Comment Luka Modric a joué au football dans des abris anti-bombes en Croatie en temps de guerre


Les alarmes sonnent et Luka Modric est en marche car bientôt les bombes arrivent. Il a huit ans, il porte un équipement complet et des chaussures, et il a un ballon de football sous le bras. Quand il arrive à l’abri souterrain, le reste de ses coéquipiers jogging derrière lui, il doit attendre. Parfois des minutes, souvent des heures et parfois toute la nuit, dormir sur le sol et rester jusqu’à ce qu’il soit calme, ce qui signifie qu’il était sécuritaire de sortir. Mais Modric avait toujours le ballon.

«J’étais avec tout le temps», raconte-t-il à l’AFP dans une interview exclusive. «Quand je suis allé au refuge, je l’ai pris avec moi et j’ai joué avec mes amis, avec tout le monde. J’ai organisé des jeux. Cela signifiait tout pour moi.

La guerre d’indépendance croate a forcé sa famille à quitter leur maison juste à l’extérieur de Zadar en 1991, mais à l’hôtel Kolovare, où ils ont vécu pendant sept ans, Modric a toujours joué.

«J’ai cassé tellement de fenêtres à l’hôtel et aux voitures des gens que tout le monde était toujours en colère contre moi», dit-il. «Mon père a dû payer pour ça», sourit-il. « C’était cher. »

Le football a offert une évasion. «Je me souviens de la peur», dit-il. « Nous avons joué au football et les alarmes se sont déclenchées.
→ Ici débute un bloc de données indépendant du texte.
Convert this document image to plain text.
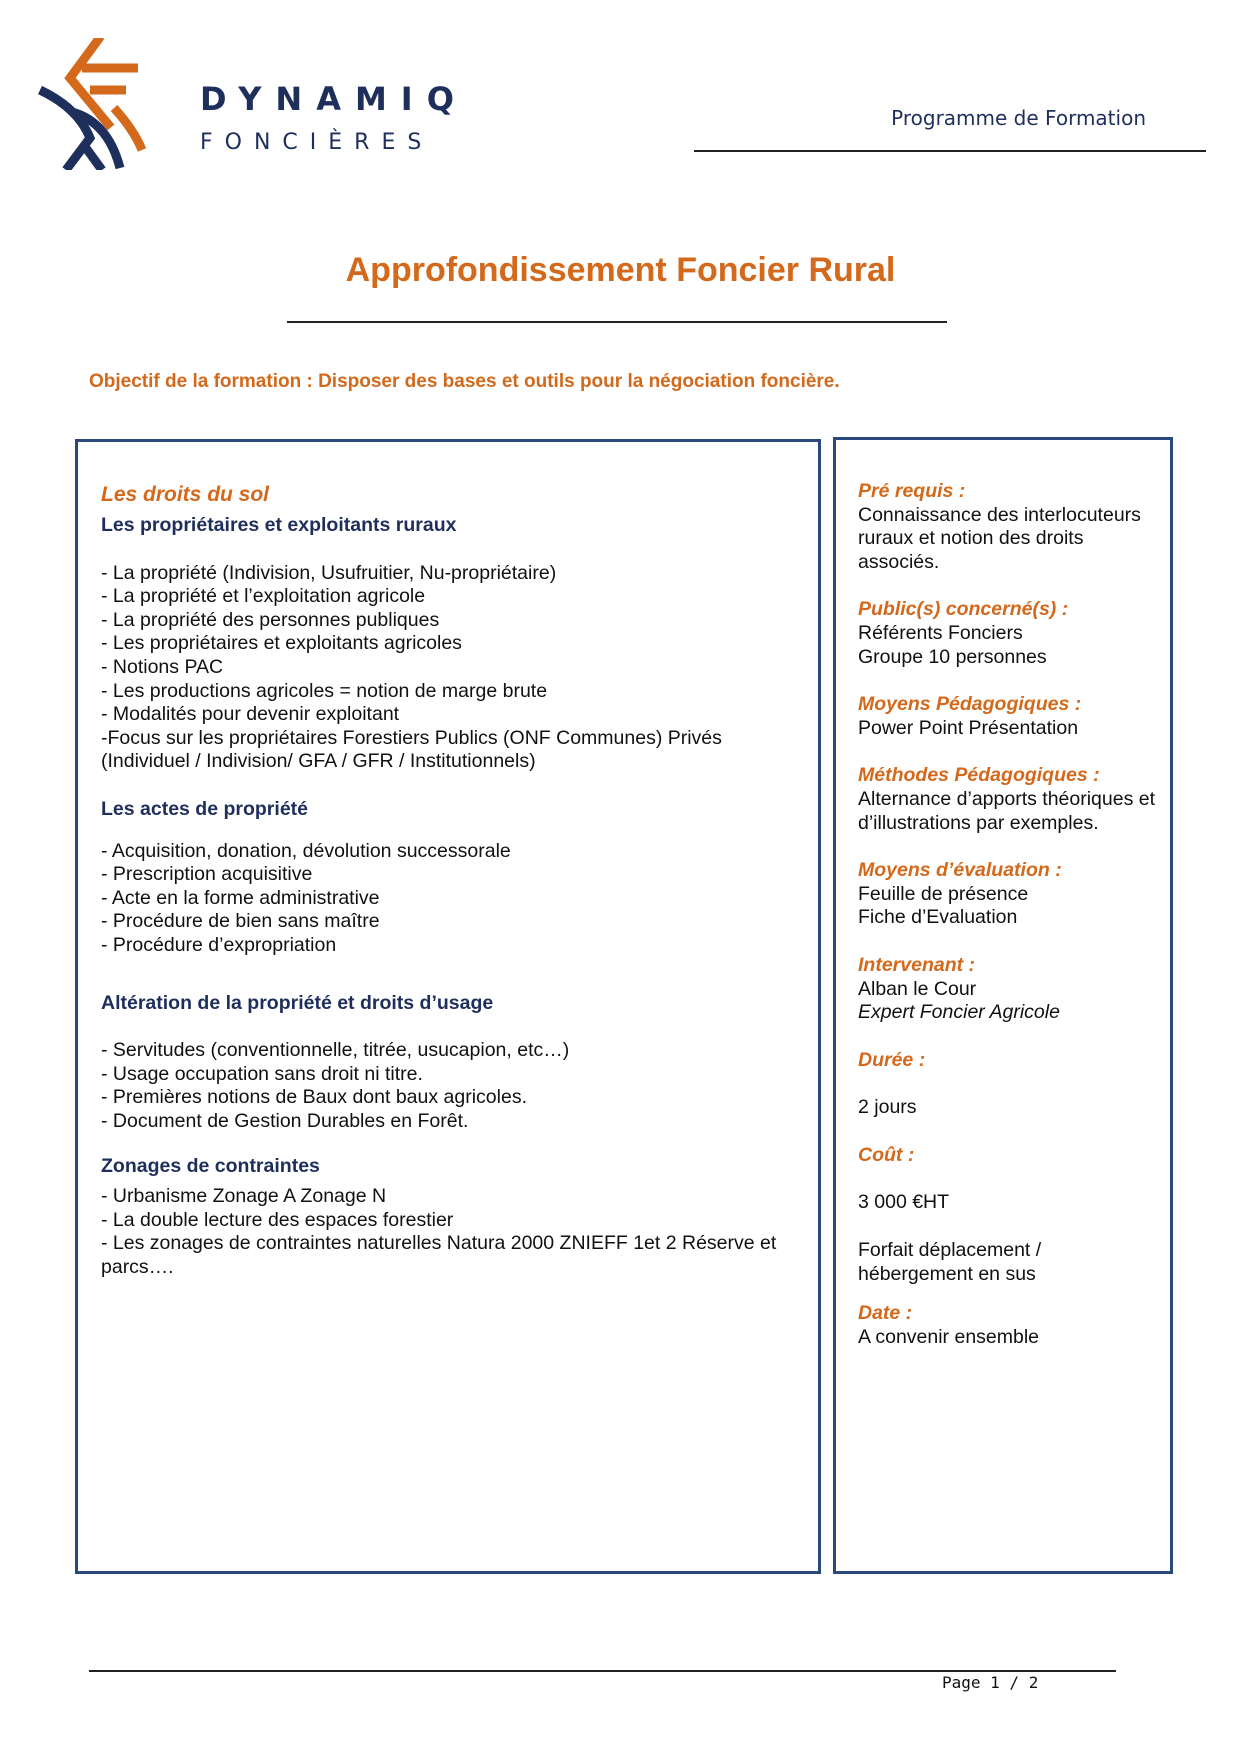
DYNAMIQ
FONCIÈRES
Programme de Formation
Approfondissement Foncier Rural
Objectif de la formation : Disposer des bases et outils pour la négociation foncière.

Les droits du sol

Les propriétaires et exploitants ruraux

- La propriété (Indivision, Usufruitier, Nu-propriétaire)
- La propriété et l’exploitation agricole
- La propriété des personnes publiques
- Les propriétaires et exploitants agricoles
- Notions PAC
- Les productions agricoles = notion de marge brute
- Modalités pour devenir exploitant
-Focus sur les propriétaires Forestiers Publics (ONF Communes) Privés (Individuel / Indivision/ GFA / GFR / Institutionnels)

Les actes de propriété

- Acquisition, donation, dévolution successorale
- Prescription acquisitive
- Acte en la forme administrative
- Procédure de bien sans maître
- Procédure d’expropriation

Altération de la propriété et droits d’usage

- Servitudes (conventionnelle, titrée, usucapion, etc…)
- Usage occupation sans droit ni titre.
- Premières notions de Baux dont baux agricoles.
- Document de Gestion Durables en Forêt.

Zonages de contraintes

- Urbanisme Zonage A Zonage N
- La double lecture des espaces forestier
- Les zonages de contraintes naturelles Natura 2000 ZNIEFF 1et 2 Réserve et parcs….
Pré requis :
Connaissance des interlocuteurs ruraux et notion des droits associés.
Public(s) concerné(s) :
Référents Fonciers
Groupe 10 personnes
Moyens Pédagogiques :
Power Point Présentation
Méthodes Pédagogiques :
Alternance d’apports théoriques et d’illustrations par exemples.
Moyens d’évaluation :
Feuille de présence
Fiche d’Evaluation
Intervenant :
Alban le Cour
Expert Foncier Agricole
Durée :
2 jours
Coût :
3 000 €HT
Forfait déplacement / hébergement en sus
Date :
A convenir ensemble
Page 1 / 2
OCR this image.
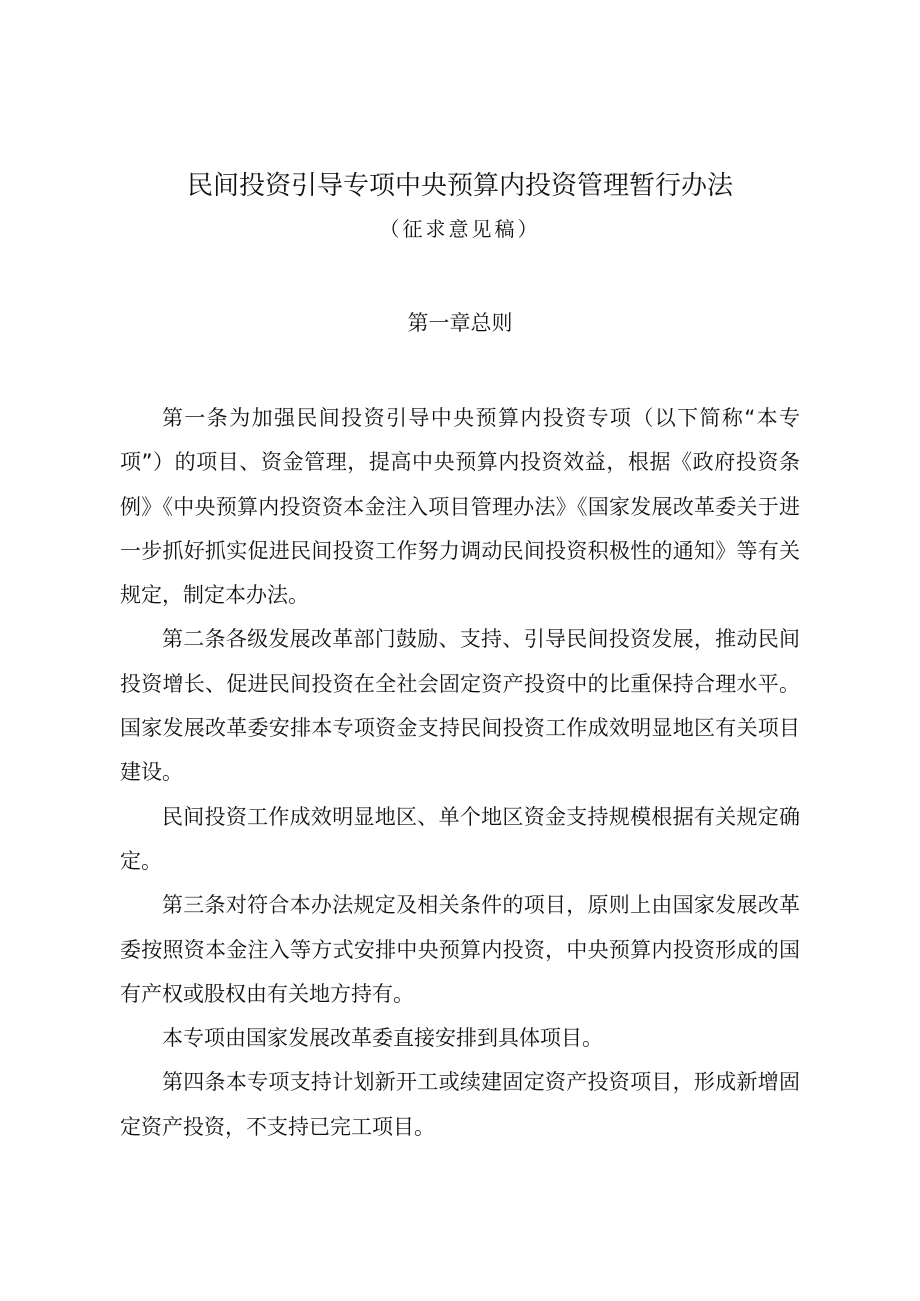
民间投资引导专项中央预算内投资管理暂行办法
（征求意见稿）
第一章总则

第一条为加强民间投资引导中央预算内投资专项（以下简称“本专项”）的项目、资金管理，提高中央预算内投资效益，根据《政府投资条例》《中央预算内投资资本金注入项目管理办法》《国家发展改革委关于进一步抓好抓实促进民间投资工作努力调动民间投资积极性的通知》等有关规定，制定本办法。

第二条各级发展改革部门鼓励、支持、引导民间投资发展，推动民间投资增长、促进民间投资在全社会固定资产投资中的比重保持合理水平。国家发展改革委安排本专项资金支持民间投资工作成效明显地区有关项目建设。

民间投资工作成效明显地区、单个地区资金支持规模根据有关规定确定。

第三条对符合本办法规定及相关条件的项目，原则上由国家发展改革委按照资本金注入等方式安排中央预算内投资，中央预算内投资形成的国有产权或股权由有关地方持有。

本专项由国家发展改革委直接安排到具体项目。

第四条本专项支持计划新开工或续建固定资产投资项目，形成新增固定资产投资，不支持已完工项目。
C’était normal. »

« Sans peur »

Deux décennies plus tard et toujours personne ne peut obtenir le ballon de Modric, le meneur de jeu dansant du Real Madrid, qui peut se détourner d’un adversaire ou se faufiler à travers lui, un métronome de milieu de terrain décrit par son coéquipier croate Ivan Rakitic comme « l’un des meilleurs de tous les temps. son poste ».

Modric écrit dans son autobiographie, « My Game », parue le mois dernier, qu’il est calme, obéissant et « ne craint rien ». Il dit qu’il est « timide mais pas effrayé ».

Interrogé sur ce qu’il préfère faire sur un terrain de football, il rayonne, sachant que la réponse est inattendue pour quelqu’un de sa taille. « Tacle! »

Promu

La reconnaissance n’est pas venue automatiquement pour le joueur élu la pire signature du Real Madrid de la saison à la fin de sa première année. Il a également été critiqué dans les rangs du Dinamo Zagreb.

« Il y avait toujours beaucoup de doute autour de moi – sur ma qualité, mon style, mon physique », dit Modric. «Ils ont dit que j’étais trop faible pour arriver au sommet, mais cela ne m’a pas affecté. Cela m’a motivé davantage.